# Suche Handy zum verwalten von Google-Kalender



## butter_milch (12. April 2010)

Hi,

ich suche für meinen Vater ein kleines Gerät, mit welchem er von überall und möglichst kostengünstig Zugriff auf seinen Google-Account und den Google-Kalender hat. Mehr muss es nicht könnnen, nichteinmal telefonieren möchte er damit.

Da ich von Handys keine Ahnung habe möchte ich euch bitten mir ein paar Tips und Vorschläge zum Gerät und Art des Internetzugangs sowie dessen Kosten zu geben 

Gruß

butter_milch


----------



## Herbboy (12. April 2010)

Also, zu Hause benutzt er ganz normal seinen internetbrowser, oder muss er dafür ne bestimmt Software nutzen? Ersteres wäre kein Problem, die Frage ist dann, wie groß die Auflösung dafür sein muss... einfach nur onlinegehen kann man mit vielen Handys auch weit unter 100€, aber bei nem display von zB nur 240x180 und so groß wie ne Sondermarke erkennt man dann natürlich nix, wenn die website nicht ne spezielle Variante für Handys als Alternative anbietet.

Generell wäre halt ein "smartphone" das passende, das sind Handys, die halt die meisten Mulitmedia- und Internetfunktionen gut genug können. Die Frage ist, was für ne Preisklasse ihm vorschwebt und ob er und Du sich über aktuelle preise bewußt sind oder wirklich null Ahnung habt wie ein Kumpel von mir, desssen 6 Jahre altes Handys kaputtging und er völlig verwundert war, dass man ein sogar besseres Handy für 40€ bekommt - er dachte, das billigste Handy ohne Vertag kostet so um die 200€  


zB das hier von Samsung ist für den Preis recht gut, ca. 100€: Samsung S5230 Star noble-black Smartphone: Amazon.de: Elektronik hat aber "nur" GSM zum internetsurfen, das ist dann nicht sonderlich schnell - reicht aber für emails und die wenigen Daten, die bei einem Kalender fließen, sicher locker aus - es geht ja nicht darum, HD-Videos anzuschauen  Das Display hat 320x240 - das müßte an sich auch reichen.

zB in 640x480 kostet das preiswerteste Handy dann halt schon um die 180€. 


Wegen der Kosten für Internet: da wäre wichtig zu wissen, wie oft er online geht, wie lange und ob er wirklich nur emails liest und den Kalender benutzt oder auch mal öfter größere Dateien sendet/empfängt. 

Was man natülich machen kann: bei nem Anbieter nen Vertrag machen, bei dem man ein passendes Handy quasi für laut dazubekommt und bei dem ein Minuten/SMS-Paket dabei ist, das er auch wirklich nutzt, und bei dem internet nicht zu teuer ist.

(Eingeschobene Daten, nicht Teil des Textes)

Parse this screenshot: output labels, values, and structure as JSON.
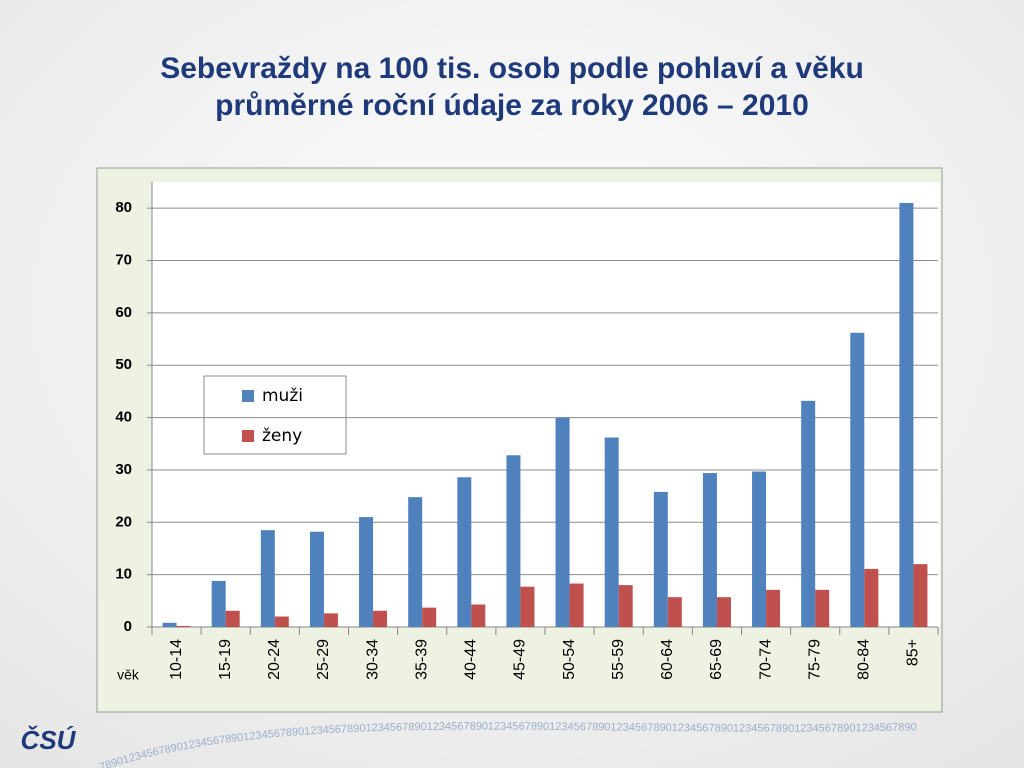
{
  "chart_data": {
    "type": "bar",
    "title": "Sebevraždy na 100 tis. osob podle pohlaví a věku",
    "subtitle": "průměrné roční údaje za roky 2006 – 2010",
    "x_label": "věk",
    "categories": [
      "10-14",
      "15-19",
      "20-24",
      "25-29",
      "30-34",
      "35-39",
      "40-44",
      "45-49",
      "50-54",
      "55-59",
      "60-64",
      "65-69",
      "70-74",
      "75-79",
      "80-84",
      "85+"
    ],
    "series": [
      {
        "name": "muži",
        "color": "#4f81bd",
        "values": [
          0.8,
          8.8,
          18.5,
          18.2,
          21,
          24.8,
          28.6,
          32.8,
          40,
          36.2,
          25.8,
          29.4,
          29.7,
          43.2,
          56.2,
          81
        ]
      },
      {
        "name": "ženy",
        "color": "#c0504d",
        "values": [
          0.2,
          3.1,
          2,
          2.6,
          3.1,
          3.7,
          4.3,
          7.7,
          8.3,
          8,
          5.7,
          5.7,
          7.1,
          7.1,
          11.1,
          12
        ]
      }
    ],
    "ylim": [
      0,
      85
    ],
    "yticks": [
      0,
      10,
      20,
      30,
      40,
      50,
      60,
      70,
      80
    ],
    "grid": true
  },
  "logo": "ČSÚ",
  "watermark": "78901234567890123456789012345678901234567890123456789012345678901234567890123456789012345678901234567890123456789012345678901234567890"
}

Oder halt nen Prepaid-"Vertag" und dafür dann das Handy selber kaufen, zB Die günstige Prepaid SIM-Karte von Ihrem Mobilfunk Discounter => 9cent pro SMS/Minute und 24cent pro MB Internet (bin nicht ganz sicher, ob dann auch noch pro Minute 9 Cent für die Verbindung zum Internet dazukommen ^^ )


----------



## butter_milch (12. April 2010)

Vielen Dank für deine schnelle Antwort.

Einen Kandidaten für das Handy hätten wir schon: Nokia 5230

Es sollte Pre-Paid sein, da mein Vater es wirklich nur für den Kalender braucht, welcher übrigens über Google.de zur verfügung steht. Es wird also kein anderes Programm als ein Browser nötig.

Ein Volumentarif wäre sinnvoll, da er nicht vor hat mehr als ein paar Minuten pro Tag ins Internet zu gehen. 

Termin ausmachen -> Handy an -> Google.de -> Einloggen -> Kalender -> Termin eintragen -> Fertig


----------



## Herbboy (12. April 2010)

Jo, das nokia würde dafür sicher gut geeignet sein.

aber bei den Tarifen weiß ich echt nicht so bescheid - blau.de hab ich halt mal "aufgeschnappt", und wenn er Zb auch drauf wert darauf legt, zur Not in einen Laden zu gehen bei einem Problem, kann er auch zu tmobile gehen, die aber idR etwas teurer sind - aber vlt. nicht so viel teurer, als dass ihn das stört, zudem ist das D1-Netz noch immer eines der am besten ausgebauten:

- 5 Cent pro minute oder SMS innerhalb vom D1-netz
- ansonsten 15 cent
- internet 9cent/min, also minutenbasiert, nicht volumenbasiert


----------



## butter_milch (12. April 2010)

Klingt gut. Wir werden sowieso mal in einen Laden gehen um zu sehen inwiefern er mit dem Gerät zurecht kommt


----------



## DerSitzRiese (12. April 2010)

Etwas komfortabler würde es bestimmt mit einem Handy, dass Google's Betriebssystem Android nutzt, gehen.

Android (Betriebssystem) ? Wikipedia


----------



## midnight (12. April 2010)

Muss er den Kalender denn unbedingt immer direkt aktualisieren? Wenn du ein günstiges Handy von SE kaufst, dann kannst du es (mit dem MyPhoneExplorer) auch mit dem Google Kalendar synchen, nur eben am PC und völlig kostenfrei.

so far


----------



## butter_milch (12. April 2010)

Die Idee ist es, den Kalender jederzeit zu aktualisieren, da meine Eltern recht unterschiedliche Tagesabläufe haben und so jederzeit von überall aus ihre Termine aktualisieren können. Es sollte also alles live sein 

Adroid Handys sind recht teuer. Das Nokia taugt, wenn man damit im Internet browsen kann und es den Kalender halbwegs gut darstellt.

Wir werden einfach mal in einen Laden gehen und uns das vorstellen lassen


----------



## Herbboy (12. April 2010)

Also, man könnte ja auch den "internen" Kalender des Handys jederzeit verändern, OHNE den google-Kalander zu ändern und online zu gehen - und wenn man dann später wieder zu hause ist, synct man beides einfach kurz.

Da wäre dann die Frage, welches "Format" der google-Kalender hat. Kann man den mit outlook syncen? Dann wäre das kein Problem, fast jedes Handy mit nem Organizer kann auch mit outlook snycen, und so nen Organizer haben schon viele Handys unter 100€. 


Ach ja: ein Riesenvorteil dabei wäre, dass das Handy einen auch auf termine hinweist - der google-Kalender kann aber nicht das Handy "anrufen" oder so ^^


----------